Marcelo in the Real World
by Francisco X. Stork (Levine/Scholastic, $17.99, 316 pages)
Seventeen-year-old Marcelo, who is on the high-functioning end of the autism spectrum, finds his coping and social skills, moral compass, and loyalty tested by a summer job in the mailroom at his father’s law firm.
Suite Scarlett
by Maureen Johnson (Scholastic Point, $8.99, 353 pages)
Drama queen Mrs. Amberson moves into Scarlett’s family’s occupancy-challenged Manhattan hotel and proceeds to hatch schemes to save the hotel and resolve Scarlett’s love life in this over-the-top comedy presented with wry New York aplomb.
The Carbon Diaries 2015
by Saci Lloyd (Holiday, $17.95, 330 pages)
In this brilliantly conceived speculative drama, South London teen Laura chronicles in biting journal entries the first year of Britain’s new, stringent carbon rationing system — the small indignities, extreme lifestyle changes, and growing civil unrest.
The Hunger Games
by Suzanne Collins (Scholastic, $17.99, 374 pages)
Katniss is drawn to her district’s other representative in the Hunger Games, a compulsory, government-sponsored reality-TV show from which only one of 24 teenage contestants will emerge alive.
The Knife of Never Letting Go: Chaos Walking, Book One
by Patrick Ness (Candlewick, $9.99, 479 pages)
On a planet where a “Noise” germ makes all thoughts audible, Todd escapes the regimented, brutal all-male village of Prentisstown and, pursued by its leaders, joins forces with a mysterious girl whose thoughts are inexplicably silent. Sequel(s) to come.
The Reformed Vampire Support Group
by Catherine Jinks (Harcourt, $17, 360 pages)
An ill-assorted, amusingly pathetic group of vampires committed to not “fanging” humans investigates the slaying of one of their number in this offbeat Australian novel.
The Uninvited
by Tim Wynne-Jones (Candlewick, $16.99, 353 pages)

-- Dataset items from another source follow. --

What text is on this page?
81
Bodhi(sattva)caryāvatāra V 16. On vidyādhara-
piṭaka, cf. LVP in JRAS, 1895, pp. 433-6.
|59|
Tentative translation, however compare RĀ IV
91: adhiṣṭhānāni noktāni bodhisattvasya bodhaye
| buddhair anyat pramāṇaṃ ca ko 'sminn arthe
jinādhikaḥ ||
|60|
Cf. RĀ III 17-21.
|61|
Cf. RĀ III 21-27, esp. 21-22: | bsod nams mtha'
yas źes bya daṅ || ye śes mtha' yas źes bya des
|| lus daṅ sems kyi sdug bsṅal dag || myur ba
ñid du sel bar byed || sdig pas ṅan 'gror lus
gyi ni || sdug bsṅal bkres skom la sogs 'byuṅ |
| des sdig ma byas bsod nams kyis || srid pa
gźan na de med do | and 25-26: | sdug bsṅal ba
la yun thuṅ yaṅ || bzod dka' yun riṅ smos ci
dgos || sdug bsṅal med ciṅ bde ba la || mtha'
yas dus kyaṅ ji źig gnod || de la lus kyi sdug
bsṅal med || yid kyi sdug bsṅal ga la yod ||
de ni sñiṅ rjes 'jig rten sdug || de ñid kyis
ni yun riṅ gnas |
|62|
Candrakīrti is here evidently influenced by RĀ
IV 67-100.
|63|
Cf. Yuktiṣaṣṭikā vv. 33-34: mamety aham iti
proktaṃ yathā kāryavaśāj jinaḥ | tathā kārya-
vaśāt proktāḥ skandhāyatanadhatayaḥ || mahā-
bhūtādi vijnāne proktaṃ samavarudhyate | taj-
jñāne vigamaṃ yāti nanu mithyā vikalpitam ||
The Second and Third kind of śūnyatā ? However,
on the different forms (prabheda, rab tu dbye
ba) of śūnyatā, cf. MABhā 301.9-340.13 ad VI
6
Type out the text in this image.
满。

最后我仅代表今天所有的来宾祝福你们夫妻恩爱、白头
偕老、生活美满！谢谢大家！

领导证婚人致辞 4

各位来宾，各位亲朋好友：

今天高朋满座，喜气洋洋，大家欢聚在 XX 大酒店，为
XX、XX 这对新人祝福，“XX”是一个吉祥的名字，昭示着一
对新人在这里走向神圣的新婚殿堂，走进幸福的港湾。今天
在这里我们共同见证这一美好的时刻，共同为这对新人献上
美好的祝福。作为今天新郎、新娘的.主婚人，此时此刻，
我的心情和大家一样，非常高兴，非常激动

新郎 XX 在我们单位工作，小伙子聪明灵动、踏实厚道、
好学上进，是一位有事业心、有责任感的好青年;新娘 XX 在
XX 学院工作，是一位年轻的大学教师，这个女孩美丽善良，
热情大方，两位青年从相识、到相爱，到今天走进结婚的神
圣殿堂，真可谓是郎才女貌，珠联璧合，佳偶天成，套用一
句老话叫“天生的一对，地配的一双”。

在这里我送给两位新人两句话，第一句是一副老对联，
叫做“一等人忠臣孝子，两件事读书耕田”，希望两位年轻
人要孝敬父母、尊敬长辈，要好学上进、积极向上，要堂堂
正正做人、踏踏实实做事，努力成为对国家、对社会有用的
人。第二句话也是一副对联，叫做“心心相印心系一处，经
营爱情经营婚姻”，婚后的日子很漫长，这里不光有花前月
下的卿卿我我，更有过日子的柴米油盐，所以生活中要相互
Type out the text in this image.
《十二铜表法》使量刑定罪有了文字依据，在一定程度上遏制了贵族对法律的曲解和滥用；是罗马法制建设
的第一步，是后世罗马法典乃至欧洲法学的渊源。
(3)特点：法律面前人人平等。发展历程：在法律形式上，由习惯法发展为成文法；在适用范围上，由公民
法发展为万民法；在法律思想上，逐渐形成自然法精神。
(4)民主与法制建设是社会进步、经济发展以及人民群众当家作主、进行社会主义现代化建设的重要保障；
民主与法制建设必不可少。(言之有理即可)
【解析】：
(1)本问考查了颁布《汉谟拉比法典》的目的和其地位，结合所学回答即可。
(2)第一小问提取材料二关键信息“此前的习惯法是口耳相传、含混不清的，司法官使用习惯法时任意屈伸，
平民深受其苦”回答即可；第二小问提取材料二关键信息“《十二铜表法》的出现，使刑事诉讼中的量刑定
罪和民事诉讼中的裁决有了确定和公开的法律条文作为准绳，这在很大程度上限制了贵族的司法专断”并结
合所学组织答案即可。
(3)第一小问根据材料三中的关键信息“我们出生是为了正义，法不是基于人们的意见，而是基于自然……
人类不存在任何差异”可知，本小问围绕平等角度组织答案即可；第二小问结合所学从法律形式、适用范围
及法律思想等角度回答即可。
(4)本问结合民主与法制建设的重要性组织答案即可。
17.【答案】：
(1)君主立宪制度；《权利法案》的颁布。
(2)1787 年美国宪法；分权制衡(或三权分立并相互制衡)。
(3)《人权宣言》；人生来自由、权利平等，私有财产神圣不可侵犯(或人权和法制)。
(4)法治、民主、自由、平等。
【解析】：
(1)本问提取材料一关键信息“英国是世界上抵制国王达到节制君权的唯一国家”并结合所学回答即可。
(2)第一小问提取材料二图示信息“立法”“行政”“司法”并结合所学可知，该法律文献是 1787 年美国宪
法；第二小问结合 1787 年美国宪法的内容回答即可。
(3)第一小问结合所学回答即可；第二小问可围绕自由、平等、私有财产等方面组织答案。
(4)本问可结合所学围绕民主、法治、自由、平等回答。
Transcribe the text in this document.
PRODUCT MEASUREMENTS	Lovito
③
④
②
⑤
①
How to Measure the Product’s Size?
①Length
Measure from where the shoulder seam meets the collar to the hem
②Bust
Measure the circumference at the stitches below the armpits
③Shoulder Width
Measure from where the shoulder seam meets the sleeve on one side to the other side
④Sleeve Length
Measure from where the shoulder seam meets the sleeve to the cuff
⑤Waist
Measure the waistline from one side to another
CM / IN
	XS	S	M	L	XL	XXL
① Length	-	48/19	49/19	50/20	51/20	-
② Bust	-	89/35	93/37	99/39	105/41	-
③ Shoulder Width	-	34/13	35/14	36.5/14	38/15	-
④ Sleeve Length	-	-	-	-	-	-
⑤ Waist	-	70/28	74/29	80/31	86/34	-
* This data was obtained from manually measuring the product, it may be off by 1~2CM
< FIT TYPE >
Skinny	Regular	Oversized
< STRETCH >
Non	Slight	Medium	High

After Mimi flees to her father’s cabin and meets her previously unheard-of half-brother, the two discover a disturbing problem: someone has been watching the house and repeatedly breaking in.
The Way We Work: Getting to Know the Amazing Human Body
by David Macaulay with Richard Walker, illustrated by David Macaulay (Lorraine/Houghton, $35, 336 pages)
Macaulay turns his prodigious curiosity and formidable talents to anatomy and physiology, introducing basic concepts of cellular biology and chemistry before taking the readers on a guided tour of the body’s systems.